Bulgaria has discovered its first case of H5 bird flu in a swan found in the waters of the Danube river, authorities confirmed today.
Sandwiched between Romania and Turkey, both of which have been hit by outbreaks of the deadly H5N1 strain, Bulgaria has been seen as a possible destination for the virus.
"Our teams found a wild swan in the Danube river near the town of Vidin. The tests on the swan showed it was infected with the H5 virus," Agriculture Minister Nihat Kabil told a news conference.
He said he had put his veterinary offices on high alert but the discovery of one infected swan did not mean there was a danger of wider outbreaks.
"This was a single bird," he said. "There is no sign of any strange behaviour or massive deaths by wild birds."
The swan was found alive on January 31 at an industrial site near the border with Romania and Serbia.
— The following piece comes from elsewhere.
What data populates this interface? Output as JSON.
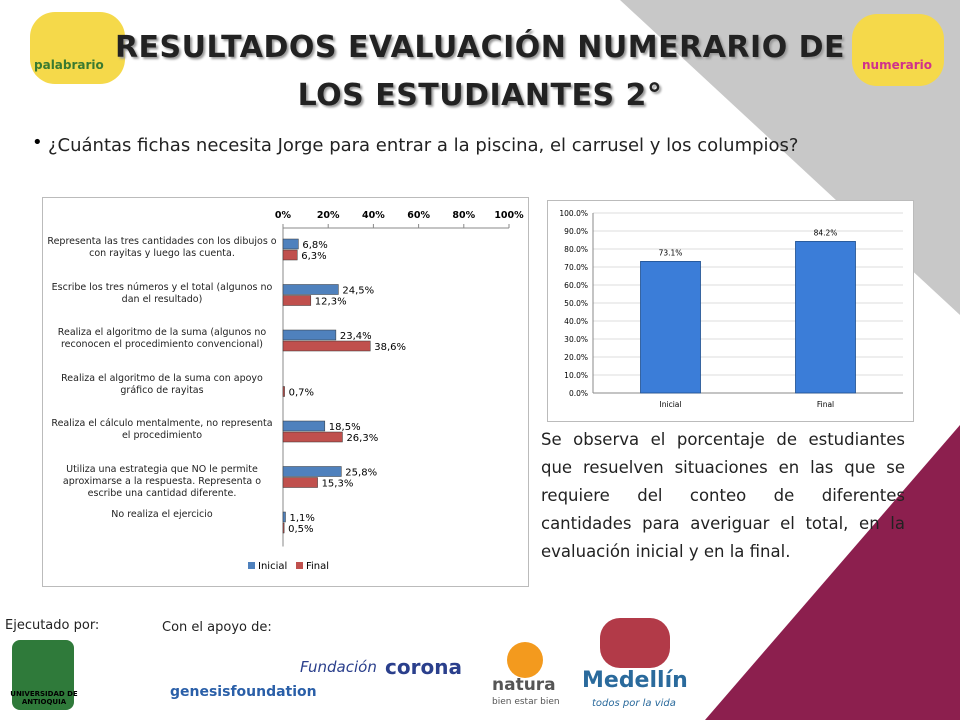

It died after showing symptoms of shaking and partial paralysis.
Bulgaria is not able to conduct the complex tests which can tell whether a strain of H5 is the highly pathogenic H5N1, which has killed at least 86 people and millions of birds since 2003.
Human victims contract the virus through close contact with infected birds. However, experts fear the virus will mutate into a form that passes easily from person to person, sparking a pandemic in which millions could die.
"If we send the samples on Monday or Tuesday to the EU-registered laboratory in England, we will have the results in a week," Kabil said.
Scientists believe migratory birds first brought the virus to the region from Russia as they travelled south along the Pontic migratory route, which stretches from Siberia and northern Europe south along the Black Sea's western coast.
In Turkey, four children died of H5N1 last month and authorities have culled 1.3 million birds in domestic flocks to halt its spread.
Romania, home to Europe's largest wetlands in the Danube delta, has detected cases in birds in 26 villages, while to the north Ukraine officials have destroyed hundreds of thousands of domestic birds after numerous outbreaks there. Croatia has also found H5N1 in wild swans.
Germany, which has not detected any cases, issued an order on Friday for poultry to be kept indoors as of March 1 for at least two months to avoid contact with migrating birds that may be heading north from infected areas.
Bulgaria, a relatively poor Black Sea country of 7.8 million, has banned poultry from its neighbours, forbidden the hunting of wild birds, told farmers to keep domestic fowl indoors and has stepped up surveillance of migratory birds in wetland areas.